The plaintiffs contend that the pending case is indistinguishable from our decision in Kerr v. Enoch Pratt Free Library of Baltimore City, 149 F.2d 212, where we held that the Board of Trustees of the Library was a City agency notwithstanding the fact that its charter provided that it should be managed by a private board of trustees created by the donor and clothed with power to appoint their successors. In our view the cases, are clearly distinguishable. The similarity between them is confined to the-*527one circumstance: that in each instance a self-perpetuating governing body had been placed in charge by an act of legislature in compliance with the wishes of the donor. The distinguishing features, on the other hand, are decisive. The Library was completely owned and largely supported from the beginning by the City and at the time the suit was brought it was occupying a modern building erected by the City on land owned by the City and, more importantly, substantially all of the revenues of the institution were derived from the City in the form of budgetary appropriations.
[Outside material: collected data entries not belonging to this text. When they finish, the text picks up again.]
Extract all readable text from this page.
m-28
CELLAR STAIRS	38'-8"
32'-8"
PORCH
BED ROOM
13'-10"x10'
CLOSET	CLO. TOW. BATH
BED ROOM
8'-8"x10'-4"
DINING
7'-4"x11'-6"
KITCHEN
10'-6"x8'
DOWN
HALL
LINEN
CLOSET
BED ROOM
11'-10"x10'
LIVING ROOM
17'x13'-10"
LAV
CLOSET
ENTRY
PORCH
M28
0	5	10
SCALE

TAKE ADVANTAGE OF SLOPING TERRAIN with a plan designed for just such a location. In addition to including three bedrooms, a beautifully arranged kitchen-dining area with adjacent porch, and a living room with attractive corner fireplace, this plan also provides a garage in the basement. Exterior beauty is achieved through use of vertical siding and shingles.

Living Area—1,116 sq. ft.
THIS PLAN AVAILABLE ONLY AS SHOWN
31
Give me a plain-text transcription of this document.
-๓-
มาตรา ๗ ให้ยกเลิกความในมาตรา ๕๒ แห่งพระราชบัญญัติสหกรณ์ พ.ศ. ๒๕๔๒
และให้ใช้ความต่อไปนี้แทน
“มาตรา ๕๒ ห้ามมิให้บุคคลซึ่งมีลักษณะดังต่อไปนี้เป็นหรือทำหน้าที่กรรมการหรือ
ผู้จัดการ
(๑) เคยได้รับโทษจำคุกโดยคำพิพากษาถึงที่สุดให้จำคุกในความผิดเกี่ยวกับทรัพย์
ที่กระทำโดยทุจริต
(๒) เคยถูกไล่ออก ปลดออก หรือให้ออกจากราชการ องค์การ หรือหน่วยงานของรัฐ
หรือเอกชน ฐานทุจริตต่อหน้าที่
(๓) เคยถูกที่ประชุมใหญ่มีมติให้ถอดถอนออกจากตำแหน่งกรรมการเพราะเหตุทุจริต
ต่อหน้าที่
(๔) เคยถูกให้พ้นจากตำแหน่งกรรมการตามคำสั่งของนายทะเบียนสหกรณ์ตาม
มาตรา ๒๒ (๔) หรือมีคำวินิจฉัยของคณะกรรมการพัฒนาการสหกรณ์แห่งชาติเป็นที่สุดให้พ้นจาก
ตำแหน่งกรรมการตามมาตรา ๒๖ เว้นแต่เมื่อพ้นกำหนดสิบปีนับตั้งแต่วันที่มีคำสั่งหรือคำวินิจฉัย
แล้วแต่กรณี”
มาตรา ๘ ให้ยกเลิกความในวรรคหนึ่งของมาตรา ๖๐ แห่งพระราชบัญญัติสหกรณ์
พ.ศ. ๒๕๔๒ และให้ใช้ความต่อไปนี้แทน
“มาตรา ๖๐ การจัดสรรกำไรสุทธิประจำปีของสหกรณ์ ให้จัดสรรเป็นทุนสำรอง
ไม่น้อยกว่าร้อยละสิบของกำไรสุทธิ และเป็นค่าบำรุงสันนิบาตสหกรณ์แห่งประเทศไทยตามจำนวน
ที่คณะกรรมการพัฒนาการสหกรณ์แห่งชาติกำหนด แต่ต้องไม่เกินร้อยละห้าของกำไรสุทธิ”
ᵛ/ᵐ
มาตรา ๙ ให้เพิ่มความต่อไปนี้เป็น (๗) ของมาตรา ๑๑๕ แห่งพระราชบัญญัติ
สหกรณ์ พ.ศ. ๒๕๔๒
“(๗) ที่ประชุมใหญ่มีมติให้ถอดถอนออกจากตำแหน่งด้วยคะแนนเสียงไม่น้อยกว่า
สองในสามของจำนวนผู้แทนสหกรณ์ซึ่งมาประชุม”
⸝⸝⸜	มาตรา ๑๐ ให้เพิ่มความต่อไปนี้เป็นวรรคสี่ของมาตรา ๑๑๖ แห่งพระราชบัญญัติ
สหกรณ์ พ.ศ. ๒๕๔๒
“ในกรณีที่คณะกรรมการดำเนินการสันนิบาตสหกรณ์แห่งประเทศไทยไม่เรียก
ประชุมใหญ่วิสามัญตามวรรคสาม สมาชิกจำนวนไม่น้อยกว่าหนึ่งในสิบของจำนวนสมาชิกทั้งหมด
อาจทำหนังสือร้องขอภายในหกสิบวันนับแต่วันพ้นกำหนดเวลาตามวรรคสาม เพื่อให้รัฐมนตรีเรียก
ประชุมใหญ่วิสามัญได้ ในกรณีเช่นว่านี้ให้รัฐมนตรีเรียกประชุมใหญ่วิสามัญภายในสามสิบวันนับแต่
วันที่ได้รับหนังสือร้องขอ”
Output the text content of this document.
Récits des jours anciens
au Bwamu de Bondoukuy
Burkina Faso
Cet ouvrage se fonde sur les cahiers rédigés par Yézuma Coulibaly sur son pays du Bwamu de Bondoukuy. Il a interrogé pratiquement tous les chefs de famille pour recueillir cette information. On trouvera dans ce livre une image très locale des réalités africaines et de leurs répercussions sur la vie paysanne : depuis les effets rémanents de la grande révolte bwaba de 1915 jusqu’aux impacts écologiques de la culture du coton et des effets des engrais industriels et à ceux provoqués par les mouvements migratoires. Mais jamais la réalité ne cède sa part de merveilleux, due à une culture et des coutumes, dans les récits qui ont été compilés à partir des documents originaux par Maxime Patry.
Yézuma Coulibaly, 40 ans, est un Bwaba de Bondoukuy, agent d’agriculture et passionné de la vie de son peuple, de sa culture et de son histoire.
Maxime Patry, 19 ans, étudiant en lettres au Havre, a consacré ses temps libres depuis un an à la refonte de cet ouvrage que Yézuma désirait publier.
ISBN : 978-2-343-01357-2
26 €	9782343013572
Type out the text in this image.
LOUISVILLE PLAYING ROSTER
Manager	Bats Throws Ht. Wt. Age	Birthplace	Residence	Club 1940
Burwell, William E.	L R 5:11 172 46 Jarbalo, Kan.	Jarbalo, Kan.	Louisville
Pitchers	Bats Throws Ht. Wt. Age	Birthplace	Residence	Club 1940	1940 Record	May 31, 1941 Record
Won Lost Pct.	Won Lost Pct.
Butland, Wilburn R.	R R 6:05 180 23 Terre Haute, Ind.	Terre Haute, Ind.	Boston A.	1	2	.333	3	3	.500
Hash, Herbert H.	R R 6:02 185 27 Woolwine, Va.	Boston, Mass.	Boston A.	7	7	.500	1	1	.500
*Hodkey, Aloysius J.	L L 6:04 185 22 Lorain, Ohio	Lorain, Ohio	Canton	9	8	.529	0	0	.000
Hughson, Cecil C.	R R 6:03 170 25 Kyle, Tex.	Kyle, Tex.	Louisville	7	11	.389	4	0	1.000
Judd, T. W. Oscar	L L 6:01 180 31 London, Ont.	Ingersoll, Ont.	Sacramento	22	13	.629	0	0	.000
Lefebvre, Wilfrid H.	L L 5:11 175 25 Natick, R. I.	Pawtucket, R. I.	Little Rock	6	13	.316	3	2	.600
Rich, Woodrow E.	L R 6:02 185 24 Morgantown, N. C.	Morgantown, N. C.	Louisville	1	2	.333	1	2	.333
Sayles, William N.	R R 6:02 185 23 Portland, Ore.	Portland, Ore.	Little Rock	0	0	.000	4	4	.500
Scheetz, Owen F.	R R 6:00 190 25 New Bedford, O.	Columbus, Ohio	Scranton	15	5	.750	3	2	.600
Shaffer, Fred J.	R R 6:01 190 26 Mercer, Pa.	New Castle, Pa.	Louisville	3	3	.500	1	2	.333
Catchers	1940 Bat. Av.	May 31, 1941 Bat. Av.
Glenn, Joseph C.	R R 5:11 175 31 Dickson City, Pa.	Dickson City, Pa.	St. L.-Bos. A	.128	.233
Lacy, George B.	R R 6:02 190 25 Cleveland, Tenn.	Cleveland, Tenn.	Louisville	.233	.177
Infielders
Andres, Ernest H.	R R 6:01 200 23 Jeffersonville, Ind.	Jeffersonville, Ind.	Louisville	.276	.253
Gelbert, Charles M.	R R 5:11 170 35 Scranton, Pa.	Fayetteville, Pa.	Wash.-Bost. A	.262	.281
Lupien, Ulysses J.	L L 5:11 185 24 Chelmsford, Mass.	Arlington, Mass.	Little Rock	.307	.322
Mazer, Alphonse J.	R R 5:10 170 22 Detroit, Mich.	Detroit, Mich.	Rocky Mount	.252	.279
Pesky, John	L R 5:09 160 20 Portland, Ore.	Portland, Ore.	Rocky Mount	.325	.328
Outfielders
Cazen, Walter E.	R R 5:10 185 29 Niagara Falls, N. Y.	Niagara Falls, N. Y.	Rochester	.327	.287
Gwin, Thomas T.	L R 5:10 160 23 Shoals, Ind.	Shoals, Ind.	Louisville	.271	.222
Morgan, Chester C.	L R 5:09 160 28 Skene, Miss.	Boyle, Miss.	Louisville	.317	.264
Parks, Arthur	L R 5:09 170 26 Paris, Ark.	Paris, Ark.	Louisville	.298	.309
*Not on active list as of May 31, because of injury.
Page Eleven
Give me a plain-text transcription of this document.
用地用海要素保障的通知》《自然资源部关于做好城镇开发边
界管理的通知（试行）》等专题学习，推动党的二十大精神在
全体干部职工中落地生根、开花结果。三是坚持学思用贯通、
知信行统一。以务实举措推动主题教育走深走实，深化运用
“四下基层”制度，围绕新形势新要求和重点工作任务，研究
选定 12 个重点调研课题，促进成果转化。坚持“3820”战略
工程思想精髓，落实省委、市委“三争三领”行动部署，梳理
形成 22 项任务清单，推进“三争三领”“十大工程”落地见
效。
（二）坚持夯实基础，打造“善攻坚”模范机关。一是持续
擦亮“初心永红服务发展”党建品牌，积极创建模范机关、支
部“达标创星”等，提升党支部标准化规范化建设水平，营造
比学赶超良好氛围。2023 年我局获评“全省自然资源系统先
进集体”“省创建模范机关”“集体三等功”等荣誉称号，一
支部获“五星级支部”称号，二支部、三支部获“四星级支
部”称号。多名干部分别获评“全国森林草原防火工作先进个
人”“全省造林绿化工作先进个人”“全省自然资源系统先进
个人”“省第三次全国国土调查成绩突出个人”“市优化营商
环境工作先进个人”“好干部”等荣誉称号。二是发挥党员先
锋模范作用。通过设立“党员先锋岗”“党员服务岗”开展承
In short, it was shown that the Library was so completely subsidized by the City that in practical effect its operations were subject to the City’s control. In the pending case, as we have shown, the hospital is neither owned nor controlled by the municipalities and the revenues derived from them on a contract basis amount to less than 4% per cent of its total income.

Affirmed.

. For an interesting discussion of this, case by Elias Clark, see Charitable Trusts, The Fourteenth Amendment and the Will of Stephen Girard, 66 Tale L.J. 979.